Is there anything better than taking a chance on a new-to-you band and being captivated by them mere seconds into the first song on their record?
I continue to rail against the prevailing wisdom that contemporary music offers nothing compelling. There are so many phenomenal talents making great records I can hardly get to them all. I knew Dawes by name but never found time to investigate until multiple discussions of their new record popped up on my Twitter timeline. I made the bold decision to gamble on the unknown, considering it an $8 investment in my own happiness. I could buy and sell all of you if I could get the kind of return on investment in the stock market that Stories Don't End yielded, rewarding me many times over.
So back to where I started: instant captivation. "Just Beneath The Surface" opens the record with ear candy -- faint harmonies gliding above a muted, shuffling beat -- before Taylor Goldsmith begins his examination of the concept of multiple versions of ourselves existing within. He explores this internal conflict with clever wordplay in the chorus but the bridge illustrates this best:
Between the thoughtless words and the wordless thoughts
Between my plotless fears and my fearless plots
Between the parts of me I keep from you and the things that I'm just not
The center keeps on drifting
The music never stops
Goldsmith is equally engaging on "From A Window Seat," turning the fine art of "people watching" into a story. He doesn't just muse about where his fellow passengers might be going when they land but creates back stories for them, turning them into characters. It passes the time until he falls asleep and becomes a character himself, only to have his dream interrupted by landing at his destination. The harmonies are again present as is a tasteful piece of lead guitar work.

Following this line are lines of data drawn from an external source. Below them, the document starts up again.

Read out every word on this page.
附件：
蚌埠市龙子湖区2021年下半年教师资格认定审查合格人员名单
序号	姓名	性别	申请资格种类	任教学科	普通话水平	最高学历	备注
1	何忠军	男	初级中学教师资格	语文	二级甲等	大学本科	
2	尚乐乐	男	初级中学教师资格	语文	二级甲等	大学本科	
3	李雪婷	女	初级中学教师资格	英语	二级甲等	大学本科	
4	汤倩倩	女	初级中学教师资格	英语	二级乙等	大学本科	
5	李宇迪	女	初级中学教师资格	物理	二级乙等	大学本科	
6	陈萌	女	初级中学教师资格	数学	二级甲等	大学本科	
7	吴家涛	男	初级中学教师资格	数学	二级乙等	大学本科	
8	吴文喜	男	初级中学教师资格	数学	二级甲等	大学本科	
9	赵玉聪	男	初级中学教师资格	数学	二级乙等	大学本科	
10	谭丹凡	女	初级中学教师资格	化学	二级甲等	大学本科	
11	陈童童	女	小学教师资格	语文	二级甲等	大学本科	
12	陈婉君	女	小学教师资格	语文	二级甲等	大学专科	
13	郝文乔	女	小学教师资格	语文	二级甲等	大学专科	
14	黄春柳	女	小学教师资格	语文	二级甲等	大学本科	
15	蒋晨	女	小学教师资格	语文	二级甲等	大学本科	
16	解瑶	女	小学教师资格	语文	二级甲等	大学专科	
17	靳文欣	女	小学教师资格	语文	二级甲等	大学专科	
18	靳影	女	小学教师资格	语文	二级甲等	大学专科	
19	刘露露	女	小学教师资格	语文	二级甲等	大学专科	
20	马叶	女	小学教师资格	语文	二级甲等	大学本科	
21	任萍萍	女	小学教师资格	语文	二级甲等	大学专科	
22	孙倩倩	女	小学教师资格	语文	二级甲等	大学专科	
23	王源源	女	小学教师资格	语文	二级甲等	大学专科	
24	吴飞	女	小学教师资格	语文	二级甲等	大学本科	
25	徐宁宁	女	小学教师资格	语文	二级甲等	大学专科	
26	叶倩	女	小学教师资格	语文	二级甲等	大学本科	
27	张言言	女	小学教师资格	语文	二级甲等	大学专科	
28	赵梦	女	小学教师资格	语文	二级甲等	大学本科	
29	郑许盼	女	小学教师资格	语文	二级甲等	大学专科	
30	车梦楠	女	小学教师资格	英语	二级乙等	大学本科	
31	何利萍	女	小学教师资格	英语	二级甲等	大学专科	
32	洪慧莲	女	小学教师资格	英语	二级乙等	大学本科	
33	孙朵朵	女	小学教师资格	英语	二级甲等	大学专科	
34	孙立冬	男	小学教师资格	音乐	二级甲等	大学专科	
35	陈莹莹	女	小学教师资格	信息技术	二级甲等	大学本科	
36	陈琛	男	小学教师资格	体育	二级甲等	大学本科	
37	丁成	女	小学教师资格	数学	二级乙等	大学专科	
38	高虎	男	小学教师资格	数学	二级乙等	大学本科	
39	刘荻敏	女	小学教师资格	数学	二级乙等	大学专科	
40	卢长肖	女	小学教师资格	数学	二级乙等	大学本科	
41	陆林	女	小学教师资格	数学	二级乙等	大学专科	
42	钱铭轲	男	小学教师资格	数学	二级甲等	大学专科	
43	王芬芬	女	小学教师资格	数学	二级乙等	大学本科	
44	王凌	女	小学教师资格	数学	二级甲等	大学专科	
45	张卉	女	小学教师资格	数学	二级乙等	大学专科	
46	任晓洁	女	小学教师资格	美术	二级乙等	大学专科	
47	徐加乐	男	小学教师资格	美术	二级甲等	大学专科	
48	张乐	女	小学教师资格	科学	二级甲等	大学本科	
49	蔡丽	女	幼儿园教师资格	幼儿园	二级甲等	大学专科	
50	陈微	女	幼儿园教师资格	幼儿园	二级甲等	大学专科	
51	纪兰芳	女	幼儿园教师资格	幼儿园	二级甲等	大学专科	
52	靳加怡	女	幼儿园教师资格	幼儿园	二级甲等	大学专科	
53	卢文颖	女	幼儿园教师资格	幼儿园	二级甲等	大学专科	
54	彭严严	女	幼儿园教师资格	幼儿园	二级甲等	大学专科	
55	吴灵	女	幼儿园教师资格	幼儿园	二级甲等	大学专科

The first two tracks on the record are excellent examples of what Goldsmith can do as a lyricist and he combines introspection and observation on "Most People," the heart of this fantastic record. He sketches a woman, lost in the crowd of humanity, who feels at once connected and isolated. It is poignant, powerful, and hopeful:
She thinks "Most people don't talk about how lucky they are
Most people don't know what it takes for me to get through the day
Most people don't talk enough about the love in their hearts"
But she doesn't know most people feel that same way
The female protagonist can't find a way to express those feelings and so, in another beautiful passage, tells her companion "Just let me hold your hand/so far it's the only way I can let myself be heard." I love the idea we can see each other as blessed and blessings, wishing those around us could see that in themselves. I love that when words fail, it's human touch that says what language can't.
I never would have written this if I waited to uncover every treasure this record holds which, coincidentally, dovetails with the title track.
If our lives were a movie
If our lives were a book
It'd be longer than I'd recommend
'Cause if you're telling a story
At some point you stop
But stories don't end
The story isn't over but this review is, for now. I'll never consume all the wonders waiting to be discovered in the hours I'll spend listening to these songs and that is why I confidently offer this piece of "can't miss" investment advice: go all in on Dawes. Buy shares in Stories Don't End, marvel at your gains, and discover one of the finest albums of 2013.